Alors les débats aux puérils contours idéologiques s’introduisent 

dans de larges brèches pour que la négation des contradicteurs 

s’élargisse au détriment de l’efficacité et la rentabilité si nécessaires 

à toute la nation. 

La réussite des peuples et leur avancée dans le progrès ne sont dues 

d’abord qu’à leur faculté d’avoir su se passer de la confrontation des 

convictions rigides pour ne s’en tenir seulement qu’à fructifier leurs 

intérêts communs. 

En Algérie, un inutile débat a encore une fois ressurgi autour des 

langues, pour que chaque détenteur d’une vérité tente de l’imposer. 
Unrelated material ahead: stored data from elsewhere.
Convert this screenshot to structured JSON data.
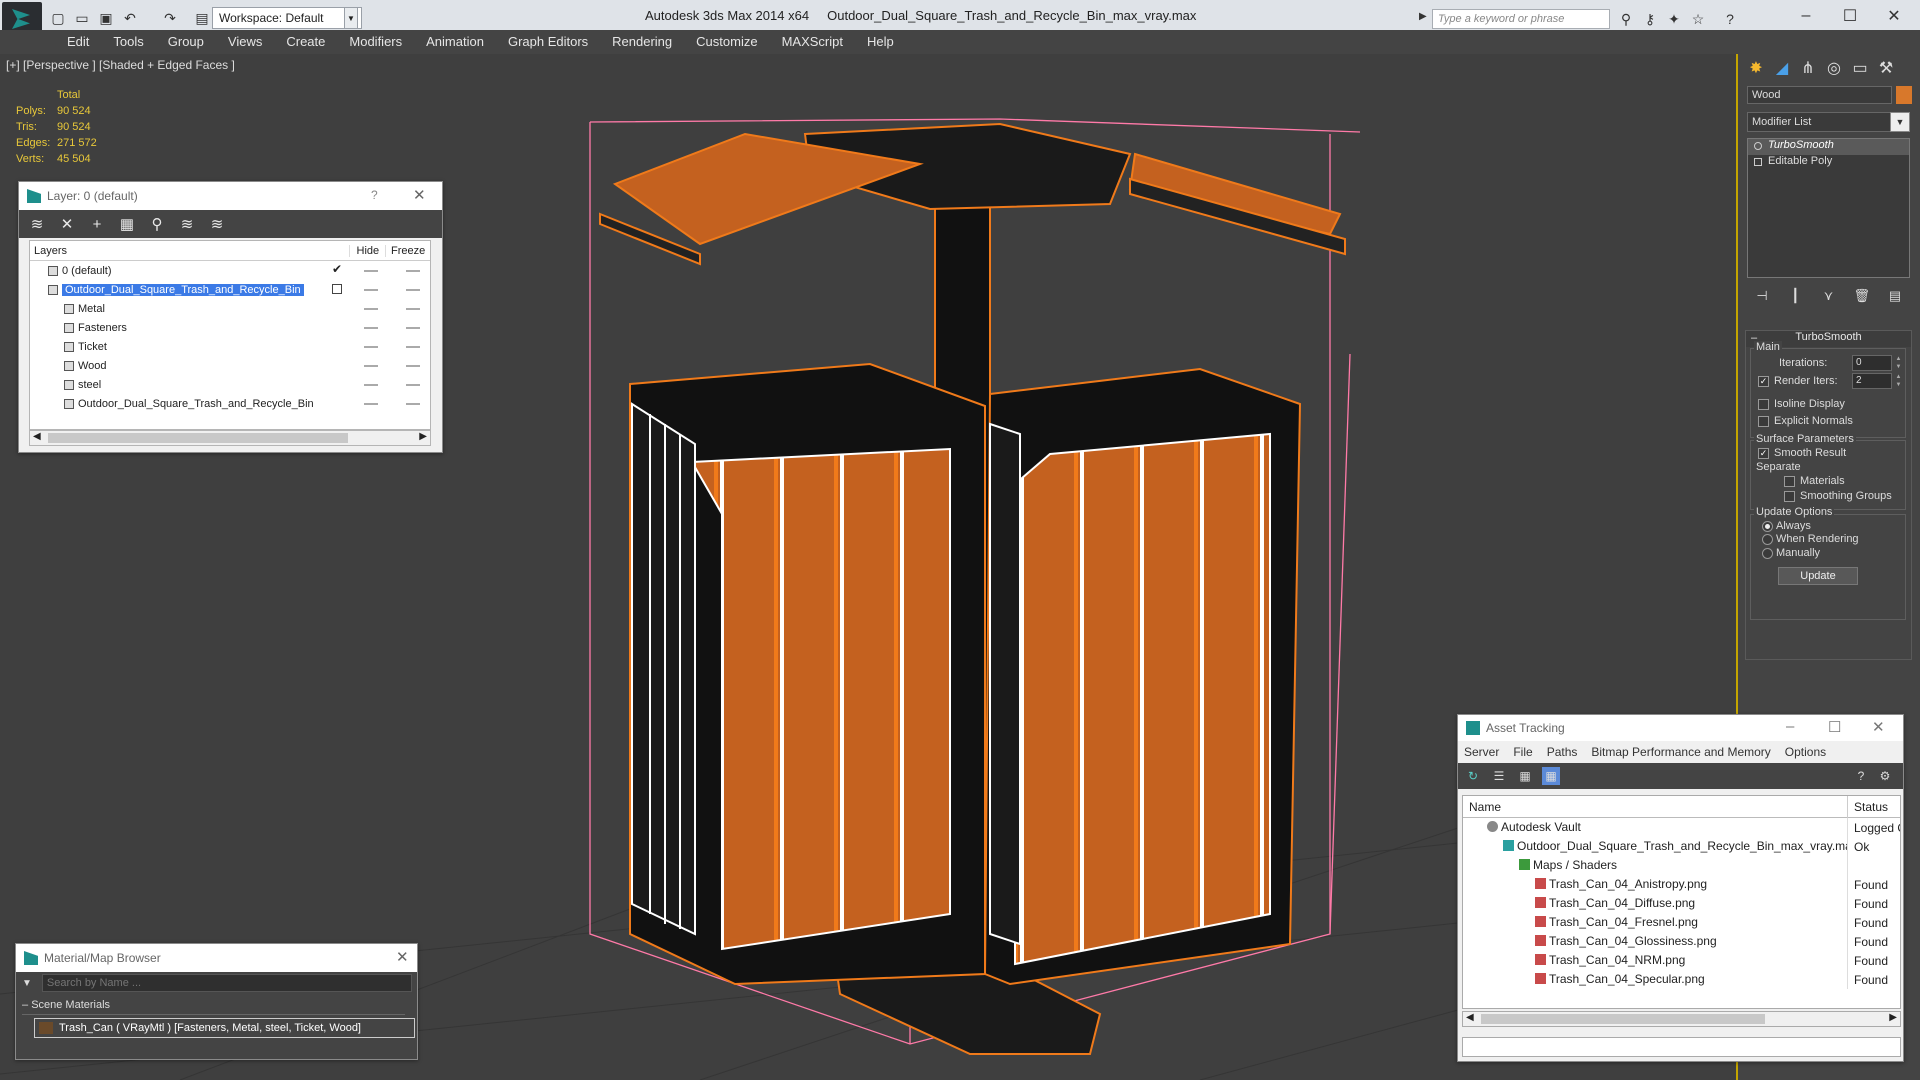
{
  "titlebar": {
    "workspace": "Workspace: Default",
    "app_title": "Autodesk 3ds Max  2014 x64",
    "file_title": "Outdoor_Dual_Square_Trash_and_Recycle_Bin_max_vray.max",
    "search_placeholder": "Type a keyword or phrase"
  },
  "menu": [
    "Edit",
    "Tools",
    "Group",
    "Views",
    "Create",
    "Modifiers",
    "Animation",
    "Graph Editors",
    "Rendering",
    "Customize",
    "MAXScript",
    "Help"
  ],
  "viewport": {
    "label": "[+] [Perspective ] [Shaded + Edged Faces ]",
    "stats": {
      "header": "Total",
      "rows": [
        {
          "k": "Polys:",
          "v": "90 524"
        },
        {
          "k": "Tris:",
          "v": "90 524"
        },
        {
          "k": "Edges:",
          "v": "271 572"
        },
        {
          "k": "Verts:",
          "v": "45 504"
        }
      ]
    },
    "colors": {
      "background": "#3f3f3f",
      "wireframe": "#f07a1a",
      "wood": "#c4611f",
      "selection_box": "#ff7aa8"
    }
  },
  "layer_panel": {
    "title": "Layer: 0 (default)",
    "help": "?",
    "columns": [
      "Layers",
      "Hide",
      "Freeze"
    ],
    "rows": [
      {
        "name": "0 (default)",
        "indent": 0,
        "selected": false,
        "active": true
      },
      {
        "name": "Outdoor_Dual_Square_Trash_and_Recycle_Bin",
        "indent": 0,
        "selected": true,
        "active": false
      },
      {
        "name": "Metal",
        "indent": 1,
        "selected": false,
        "active": false
      },
      {
        "name": "Fasteners",
        "indent": 1,
        "selected": false,
        "active": false
      },
      {
        "name": "Ticket",
        "indent": 1,
        "selected": false,
        "active": false
      },
      {
        "name": "Wood",
        "indent": 1,
        "selected": false,
        "active": false
      },
      {
        "name": "steel",
        "indent": 1,
        "selected": false,
        "active": false
      },
      {
        "name": "Outdoor_Dual_Square_Trash_and_Recycle_Bin",
        "indent": 1,
        "selected": false,
        "active": false
      }
    ]
  },
  "material_browser": {
    "title": "Material/Map Browser",
    "search_placeholder": "Search by Name ...",
    "group": "Scene Materials",
    "item": "Trash_Can  ( VRayMtl )  [Fasteners, Metal, steel, Ticket, Wood]"
  },
  "command_panel": {
    "object_name": "Wood",
    "object_color": "#d8782b",
    "modifier_list": "Modifier List",
    "stack": [
      "TurboSmooth",
      "Editable Poly"
    ],
    "rollout": {
      "title": "TurboSmooth",
      "main_label": "Main",
      "iterations_label": "Iterations:",
      "iterations_value": "0",
      "render_iters_label": "Render Iters:",
      "render_iters_value": "2",
      "isoline": "Isoline Display",
      "explicit": "Explicit Normals",
      "surface_label": "Surface Parameters",
      "smooth_result": "Smooth Result",
      "separate_label": "Separate",
      "materials": "Materials",
      "smoothing_groups": "Smoothing Groups",
      "update_label": "Update Options",
      "always": "Always",
      "when_rendering": "When Rendering",
      "manually": "Manually",
      "update_button": "Update"
    }
  },
  "asset_tracking": {
    "title": "Asset Tracking",
    "menu": [
      "Server",
      "File",
      "Paths",
      "Bitmap Performance and Memory",
      "Options"
    ],
    "columns": [
      "Name",
      "Status"
    ],
    "rows": [
      {
        "name": "Autodesk Vault",
        "status": "Logged O",
        "indent": 1,
        "icon": "vault"
      },
      {
        "name": "Outdoor_Dual_Square_Trash_and_Recycle_Bin_max_vray.max",
        "status": "Ok",
        "indent": 2,
        "icon": "max"
      },
      {
        "name": "Maps / Shaders",
        "status": "",
        "indent": 3,
        "icon": "maps"
      },
      {
        "name": "Trash_Can_04_Anistropy.png",
        "status": "Found",
        "indent": 4,
        "icon": "png"
      },
      {
        "name": "Trash_Can_04_Diffuse.png",
        "status": "Found",
        "indent": 4,
        "icon": "png"
      },
      {
        "name": "Trash_Can_04_Fresnel.png",
        "status": "Found",
        "indent": 4,
        "icon": "png"
      },
      {
        "name": "Trash_Can_04_Glossiness.png",
        "status": "Found",
        "indent": 4,
        "icon": "png"
      },
      {
        "name": "Trash_Can_04_NRM.png",
        "status": "Found",
        "indent": 4,
        "icon": "png"
      },
      {
        "name": "Trash_Can_04_Specular.png",
        "status": "Found",
        "indent": 4,
        "icon": "png"
      }
    ]
  }
}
Le fond du sujet a cédé de nouveau sa prépondérance à un 

accessoire déjà désuet. On en est à nouveau à qui de telle ou telle 

langue doit avoir la primeur pour redorer les profils sans 

approfondir sérieusement le débat. 

La langue tend à être un habit de séance plutôt qu’une clé pour 

forcer les portes du progrès. La langue javanaise ou chinoise, si elle 

peut s’avérer un sésame pour le développement national, elle doit 

être la bienvenue. 

Toute autre considération serait futile si les racines culturelles 

nationales sont préservées.

Le défi n’est pas tant dans la recherche de l’identité commune 

puisqu’elle est connue et ancrée mais dans l’aiguisement et le 

renforcement d’un véhicule capable de transporter une nation vers le 

bonheur et le progrès.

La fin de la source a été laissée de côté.